Gladwell posits that thin-slicing can have its uses or can be a mistake. If one takes a small amount of information to generalize or make decisions in whole then decisions may be made that really are incorrect. However, sometimes a small amount of relevant information is all that is required to make decisions and act.
One example of thin-slicing is the Dr. Phil television program. When the program began, people praised Dr. Phil’s ability to cut through the “bull” and get people straight to their major issues. However, many therapists believe that some of Dr. Phil's thin-slicing is detrimental to therapy in general. They argue that therapy takes more than a one hour appearance on a television show to really help people change destructive behavior.
To his credit, Dr. Phil tends to research his guests fairly thoroughly, and what the audience sees is a thin-slicing of the total information the therapist has at his disposal. Additionally, more and more Dr. Phil may confront to get to truths, but then works with families or individuals to get them regular therapy after a show.
In a sense, thin-slicing could also refer to the emotional reaction of a person to partial amounts of data. For example, a person finds his child is late from school. Without waiting for an explanation, the brain immediately shifts to the emotion anger. The parent generalizes from past experiences and decides the child is to blame, prior to evidence in this particular case is presented.
In some ways, thin-slicing can be helpful, and is somewhat representative of the idea of cutting straight through the Gordian knot instead of carefully untying it. For example, young children can be particularly verbose in their explanations of why something occurred. Parents can help them by active listening and thin-slicing through excess information. “Ah I see, John kicked you, which made you really angry. That’s why you threw the eraser.” This helps the child learn to organize thoughts more carefully and become better communicators.

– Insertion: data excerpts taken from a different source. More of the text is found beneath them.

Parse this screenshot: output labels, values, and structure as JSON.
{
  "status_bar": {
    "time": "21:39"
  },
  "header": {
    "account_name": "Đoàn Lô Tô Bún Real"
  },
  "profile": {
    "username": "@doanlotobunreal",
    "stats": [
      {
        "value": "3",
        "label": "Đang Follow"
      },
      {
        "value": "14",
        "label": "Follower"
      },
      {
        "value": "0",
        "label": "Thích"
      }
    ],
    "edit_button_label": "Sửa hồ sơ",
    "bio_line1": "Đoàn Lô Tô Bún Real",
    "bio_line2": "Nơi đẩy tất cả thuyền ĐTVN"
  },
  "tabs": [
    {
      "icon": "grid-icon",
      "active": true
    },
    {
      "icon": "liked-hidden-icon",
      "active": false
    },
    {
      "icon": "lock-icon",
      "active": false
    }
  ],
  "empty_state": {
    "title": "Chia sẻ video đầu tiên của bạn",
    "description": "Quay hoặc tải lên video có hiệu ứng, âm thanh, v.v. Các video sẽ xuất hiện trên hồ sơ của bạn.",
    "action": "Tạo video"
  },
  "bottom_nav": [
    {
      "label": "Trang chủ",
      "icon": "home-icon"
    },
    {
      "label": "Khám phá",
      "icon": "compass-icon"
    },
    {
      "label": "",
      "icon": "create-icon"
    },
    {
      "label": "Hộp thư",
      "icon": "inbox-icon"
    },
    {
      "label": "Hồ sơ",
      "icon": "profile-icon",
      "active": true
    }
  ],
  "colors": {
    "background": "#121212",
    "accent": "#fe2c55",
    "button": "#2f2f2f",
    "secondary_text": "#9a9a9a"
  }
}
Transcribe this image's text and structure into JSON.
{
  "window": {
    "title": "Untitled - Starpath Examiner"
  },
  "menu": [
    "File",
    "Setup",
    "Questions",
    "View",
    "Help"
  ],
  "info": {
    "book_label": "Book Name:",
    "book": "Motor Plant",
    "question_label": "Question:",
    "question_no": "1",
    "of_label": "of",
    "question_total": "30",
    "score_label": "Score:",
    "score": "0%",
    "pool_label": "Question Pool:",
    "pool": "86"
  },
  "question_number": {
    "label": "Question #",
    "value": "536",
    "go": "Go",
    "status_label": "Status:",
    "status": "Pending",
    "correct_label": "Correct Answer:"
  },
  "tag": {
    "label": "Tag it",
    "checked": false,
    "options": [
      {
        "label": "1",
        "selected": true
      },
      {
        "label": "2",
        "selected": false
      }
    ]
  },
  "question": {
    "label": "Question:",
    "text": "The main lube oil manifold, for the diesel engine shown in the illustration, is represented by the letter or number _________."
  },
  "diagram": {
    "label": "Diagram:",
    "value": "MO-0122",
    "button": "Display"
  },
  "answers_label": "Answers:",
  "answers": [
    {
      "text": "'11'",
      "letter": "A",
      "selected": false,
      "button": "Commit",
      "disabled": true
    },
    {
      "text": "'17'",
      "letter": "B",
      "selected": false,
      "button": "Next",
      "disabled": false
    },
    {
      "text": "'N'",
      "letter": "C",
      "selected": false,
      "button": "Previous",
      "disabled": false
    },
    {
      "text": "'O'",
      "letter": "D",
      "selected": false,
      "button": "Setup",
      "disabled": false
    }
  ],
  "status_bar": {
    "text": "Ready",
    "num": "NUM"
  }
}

Also, one can look at a few representative samples and use thin-slicing to extrapolate and make good decisions. For example, a drug company does huge amount of tests that show that 50% of people taking an experimental drug have extremely adverse reactions to it. It is not necessary to read all the data to form a decision about whether to approve the drug. Instead the FDA can use thin-slicing to say, “Half the people reacted badly to this drug. It is dangerous, and therefore we should not approve it.”
However, the danger of thin-slicing is to neglect important or relevant pieces of information. If half the people who took the experimental drug actually were cured of a fatal illness, this data must be considered. A decision to approve the drug in this case should not be a result of thin-slicing, but a careful analysis of all relevant data.